Angela Makholwa and Lerato Tshabalala were the featured guests at Rosa Parks Library Soweto on 10th August 2016.
The Rosa Parks Memorial Library, named by the US embassy in honour of their human rights hero Rosa Parks, hosted two very different personalities as part of their women’s day celebrations. The two were Angela Makholwa and Lerato Tshabalala. The former started as a journalist on the crime beat before being on the cutting edge of today’s world literature with books like Red Ink, The Thirtieth Candle and The Black Widow Society. The latter also started as a journalist and editor before recently made a splash with her book The Way I See it described as a series of essays showcasing the view from one black South African woman.
The event started with everyone in the room introducing themselves. There was about thirty individuals with a vast difference in ages from students in high school to an older gentleman who looked to be in his early sixties.

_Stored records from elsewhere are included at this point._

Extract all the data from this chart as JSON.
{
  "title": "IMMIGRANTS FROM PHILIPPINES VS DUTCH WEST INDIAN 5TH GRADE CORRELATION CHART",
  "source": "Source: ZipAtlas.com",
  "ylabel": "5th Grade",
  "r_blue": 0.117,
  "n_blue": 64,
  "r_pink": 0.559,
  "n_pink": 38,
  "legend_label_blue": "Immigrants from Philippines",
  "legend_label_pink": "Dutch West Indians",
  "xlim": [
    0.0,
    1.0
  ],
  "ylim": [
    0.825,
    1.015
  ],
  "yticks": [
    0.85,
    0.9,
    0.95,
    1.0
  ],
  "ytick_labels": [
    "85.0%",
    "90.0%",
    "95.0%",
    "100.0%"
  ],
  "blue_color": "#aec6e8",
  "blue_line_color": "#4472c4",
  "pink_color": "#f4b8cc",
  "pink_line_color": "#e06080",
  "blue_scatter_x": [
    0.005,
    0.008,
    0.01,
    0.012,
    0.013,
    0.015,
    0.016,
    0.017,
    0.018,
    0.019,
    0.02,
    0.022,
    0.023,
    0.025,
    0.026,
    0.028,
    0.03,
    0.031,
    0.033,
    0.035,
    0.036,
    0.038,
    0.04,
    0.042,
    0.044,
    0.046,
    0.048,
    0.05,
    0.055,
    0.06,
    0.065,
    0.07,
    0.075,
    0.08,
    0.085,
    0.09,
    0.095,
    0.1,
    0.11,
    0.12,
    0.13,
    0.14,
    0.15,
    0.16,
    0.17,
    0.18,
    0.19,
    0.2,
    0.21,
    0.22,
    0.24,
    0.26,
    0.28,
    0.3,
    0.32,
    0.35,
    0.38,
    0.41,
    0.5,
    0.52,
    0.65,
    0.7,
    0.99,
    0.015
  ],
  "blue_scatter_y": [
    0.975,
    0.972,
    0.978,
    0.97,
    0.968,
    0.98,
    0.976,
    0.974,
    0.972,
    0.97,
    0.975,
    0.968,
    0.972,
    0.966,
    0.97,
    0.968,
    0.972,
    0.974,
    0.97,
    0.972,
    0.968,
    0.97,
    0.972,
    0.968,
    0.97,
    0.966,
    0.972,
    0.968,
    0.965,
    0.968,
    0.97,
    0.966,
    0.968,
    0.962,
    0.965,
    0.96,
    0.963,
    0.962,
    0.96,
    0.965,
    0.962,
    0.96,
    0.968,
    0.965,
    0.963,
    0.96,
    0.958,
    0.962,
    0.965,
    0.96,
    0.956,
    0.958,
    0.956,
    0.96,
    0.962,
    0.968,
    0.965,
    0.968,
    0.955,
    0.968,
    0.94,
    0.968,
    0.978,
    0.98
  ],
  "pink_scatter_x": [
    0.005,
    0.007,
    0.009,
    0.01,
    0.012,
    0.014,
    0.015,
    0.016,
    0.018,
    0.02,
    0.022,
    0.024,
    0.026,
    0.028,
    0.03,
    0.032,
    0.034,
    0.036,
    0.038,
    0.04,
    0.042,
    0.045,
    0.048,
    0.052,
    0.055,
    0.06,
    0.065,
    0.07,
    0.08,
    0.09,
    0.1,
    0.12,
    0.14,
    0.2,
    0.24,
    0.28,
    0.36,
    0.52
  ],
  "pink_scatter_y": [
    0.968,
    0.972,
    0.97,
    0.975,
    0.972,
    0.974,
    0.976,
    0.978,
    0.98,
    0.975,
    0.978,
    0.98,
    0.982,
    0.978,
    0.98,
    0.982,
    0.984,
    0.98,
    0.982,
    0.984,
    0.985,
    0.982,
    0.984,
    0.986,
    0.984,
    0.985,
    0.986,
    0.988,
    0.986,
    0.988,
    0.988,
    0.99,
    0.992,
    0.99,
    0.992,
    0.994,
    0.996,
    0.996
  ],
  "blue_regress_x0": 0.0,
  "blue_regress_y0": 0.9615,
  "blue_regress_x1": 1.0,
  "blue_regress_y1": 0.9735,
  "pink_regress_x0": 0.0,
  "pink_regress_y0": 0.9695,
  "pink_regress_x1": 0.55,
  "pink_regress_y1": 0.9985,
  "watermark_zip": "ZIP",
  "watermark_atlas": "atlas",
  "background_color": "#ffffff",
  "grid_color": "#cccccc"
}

The event started off with the writer and author giving the stories about how their first books came about. Tshabalala kicked it off started her career as a human in Soweto before joining the world of journalism working her way up the editorial career before signing off from Sunday Times and heading out to edit True Love South Africa. She was approached by a publisher who asked if she could pen a book. You can watch her who presentation in the below YouTube video.
Then Angela Makholwa told us the story of her first book Red Ink the story which featured a serial killer. It was a story told from her dealing with a real life serial killer who allowed her into his life while she was a crime reporter. It was a story that took an few years and we were all hanging onto her words, you don’t get this access to your sheros everyday, when Lerato announced herself. The phone of the older gentleman I mentioned earlier rang and she took offence interrupting Makholwa who was in the middle of making a point. It was not ideal. You can see the whole thing with your own eyes on the following YouTube video.
The presentations were done by writer and author and then the questions came fast and thick from the audience. The questions for Makholwa were mainly concerned with the scary genre of writing she had chosen and her second book The Thirtieth Candle (which incidentally left me chained on a beach in Seychelles a few ago). Some were concerned for her mental health after having to write such difficult topics. She gave well thought out answers especially about her crime writing; it was popular as people could pick up a book with this type of content knowing that they could put it down safely in their bed. She also told us that she was working on a new crime novel; we really can’t wait.
The second speaker focused on how hard she had worked as the child of a cleaner and grandchild of drunks. She had started from Soweto ending up in a high school with only one white person (shame); in her words “I am a textbook case of someone who had raised herself by her bootstraps.” Her more bizarre reaction was when she was asked about her loudly casting aspersions on black excellence. She had clearly prepared for this question and she stood up and started giving motivational talk type monologue, I suppose that is why she has “motivational speaker” on her resume, that included quotes from James Baldwin and experiences crying when someone called her fat as a child. That speech left my blood cold as she was standing right in front of me. At the end of the presentation, I was convinced that I had never encountered such a mean willed panelist in a literary discussion in my long six month career covering these types of events. I would not be buying her book; too many good books coming out of South Africa to waste my hard earned Kenya shillings.
P.S. If you have to tell people that what you are doing is satire then you have failed miserably Ms. Tshabalala.